Stop calling it "Scenario-Based Learning" if it’s just a multiple-choice test in disguise
I had a bit of a crisis of faith this week while reviewing a module I’ve been working on. I’d spent hours mapping out this complex branching path for a sales team, but when I stepped back and looked at it, I realized I wasn't designing a learning experience, I was designing a flowchart. The problem with most ID work in the soft-skills space is that we’ve stripped away the one thing that actually makes people better at their jobs: stress.
In a standard Rise or Storyline course, there is zero consequence for picking the wrong dialogue option. You just click Try Again. But in a high-stakes sales meeting, you don't get a Try Again button when you lose the room.

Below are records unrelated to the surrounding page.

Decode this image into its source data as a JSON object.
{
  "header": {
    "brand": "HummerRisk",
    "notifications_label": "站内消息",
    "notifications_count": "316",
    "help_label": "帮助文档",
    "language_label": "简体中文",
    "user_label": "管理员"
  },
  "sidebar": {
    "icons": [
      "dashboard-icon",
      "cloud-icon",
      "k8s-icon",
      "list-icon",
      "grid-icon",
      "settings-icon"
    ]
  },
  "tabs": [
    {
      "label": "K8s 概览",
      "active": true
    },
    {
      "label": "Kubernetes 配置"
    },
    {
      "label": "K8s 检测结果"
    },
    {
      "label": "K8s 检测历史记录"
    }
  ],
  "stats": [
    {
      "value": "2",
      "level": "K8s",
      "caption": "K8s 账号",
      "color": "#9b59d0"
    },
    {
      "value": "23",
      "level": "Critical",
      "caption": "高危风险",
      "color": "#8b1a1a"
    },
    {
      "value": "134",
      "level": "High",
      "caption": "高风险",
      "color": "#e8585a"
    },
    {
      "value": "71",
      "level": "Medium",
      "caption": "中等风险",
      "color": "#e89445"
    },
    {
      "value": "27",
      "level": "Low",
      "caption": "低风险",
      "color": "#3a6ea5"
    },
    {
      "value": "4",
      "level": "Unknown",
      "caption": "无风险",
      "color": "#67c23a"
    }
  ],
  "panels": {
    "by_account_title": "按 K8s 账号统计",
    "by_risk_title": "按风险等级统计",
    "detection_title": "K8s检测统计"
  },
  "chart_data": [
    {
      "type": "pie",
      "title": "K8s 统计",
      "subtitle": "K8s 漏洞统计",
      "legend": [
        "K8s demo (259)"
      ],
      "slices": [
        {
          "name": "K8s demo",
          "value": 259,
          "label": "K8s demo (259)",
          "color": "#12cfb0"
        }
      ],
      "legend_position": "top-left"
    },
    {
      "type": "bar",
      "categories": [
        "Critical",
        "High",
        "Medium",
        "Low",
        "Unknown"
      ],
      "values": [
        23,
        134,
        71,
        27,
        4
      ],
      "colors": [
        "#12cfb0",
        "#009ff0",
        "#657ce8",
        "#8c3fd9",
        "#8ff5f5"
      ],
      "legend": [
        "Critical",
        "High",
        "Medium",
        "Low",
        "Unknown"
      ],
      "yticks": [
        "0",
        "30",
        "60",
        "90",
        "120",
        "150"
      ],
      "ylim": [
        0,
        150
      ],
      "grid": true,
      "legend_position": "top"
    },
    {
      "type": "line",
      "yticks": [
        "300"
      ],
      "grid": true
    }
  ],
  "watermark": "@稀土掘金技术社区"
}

I’ve been experimenting with ways to break out of this 2D box, and here’s what I’m bumping into:
The Problem of Vocalizing: We ask people to read text on a screen and click a response, but we expect them to then go out and speak that response to a human. Those are two completely different neural pathways. I’ve been looking into how platforms like Virtway are shifting this by using 3D environments where the learner actually has to use their voice to interact with an AI-driven buyer avatar. It’s messy, but it’s much closer to the social friction of a real conversation.
The Ego Barrier: I’ve noticed that people (especially senior reps) hate roleplaying in front of peers. They shut down. There’s some interesting data suggesting that practicing via an avatar in a virtual space lowers those cortisol levels. It’s like they feel permission to fail because it’s their avatar failing, not them.
The Shiny Object Dilemma: My biggest fear as an ID is building something that looks like a video game but teaches like a textbook. If I move training into a 3D AI metaverse environment, am I actually improving retention, or am I just giving them a fancy playground?
The Reality Check. How many of you are actually pushing for immersive solutions versus sticking to the tried-and-true (and frankly, cheaper) 2D scenarios.
Does the AI-roleplay actually stick, or do learners just find it another hurdle to jump through before they can get back to their emails?